Yes, but anyway, that's been resolved; posts in the game forum don't show up on the homepage.

How else would I be able to see new posts?

----------


## ladywhipple02

Been here almost 15 years, and I still use the front page as the landing page lol - I like to see the new threads first, personally, and then jump into the individual forums if needed. Just my personal preference and the way I've always used the page.

----------


## Valyndris

I use the home page as my landing page also. I like to see all the new posts no matter what section it's from. I'm glad there has been a game section added that doesn't show up on the home page as I am addicted to forums games and they no longer distract from the reptile related stuff.  :Smile:

----------


## sur3fir3

I use the "New Posts" section more than the homepage

----------


## rlditmars

I land on the Home page, always have, which allows me to see what's new at first glance. Then I go where I need from there. I know I won't win a popularity contest for saying so. but I am glad to see the games relegated to their own space.

----------

*Bogertophis* (09-06-2019)

----------


## Bogertophis

I always land on the Home page too...I check for "distress calls" that need some immediate help, & for things that interest me, & what's new.

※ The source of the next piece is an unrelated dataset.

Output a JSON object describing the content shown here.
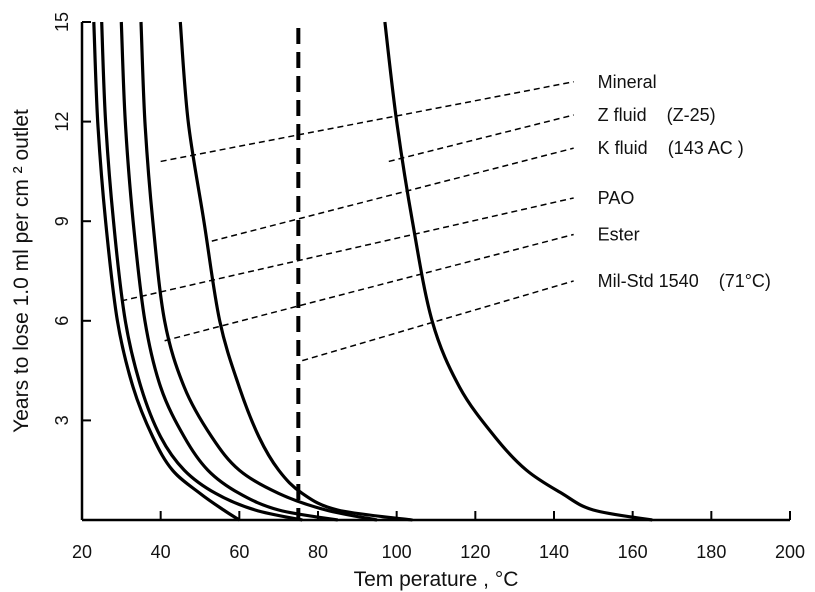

I think the changes made for "Games" make total sense...it helps our staff, & those of us who enjoy them still can...it's a "win-win" IMO.

----------

_rlditmars_ (09-06-2019)

----------


## AbsoluteApril

I use the home page 90% of the time, if I see lots of posts there, I may use 'new posts' button. I think the two or three times I've used the forum listing page was just to find a specific forum to post in but not to look for posts.
The gaming and other off topic posts didn't bother me or take up too much space IMO. It's nice to see it's an active community where people connect on other things besides the typical 'what morph is this' and 'omg I think my ball is sick' posts.

----------

*Bogertophis* (09-06-2019),_jmcrook_ (09-06-2019),_richardhind1972_ (09-06-2019)

----------


## Zincubus

I only use TapaTalk so never even see the front page ..


Sent from my iPhone using Tapatalk Pro

----------

LyraIsGray (06-01-2020)

----------


## MasonC2K

Thanks for the response. I only frequent certain forums so I specifically drill into them to see what is new. The home page has everything new and a lot are in forums I don't care about.

----------


## Bogertophis

I think that's another reason why I like the home page...I have no personal interest in keeping giant constrictors, for example...but that doesn't mean I don't want 
to know what's going on with them.  Specific forums narrow your focus, but I don't actually want a narrow focus most of the time.

----------


## Aedryan Methyus

Unless I am in a hurry or trying to search/post something specific, I always glance down through all of the recent posts on the homepage, which is very useful for authors and readers alike. For instance; I would assume that myself and most others probably would have never even seen this post (and a lot of other posts) if it wasn't for the homepage...

----------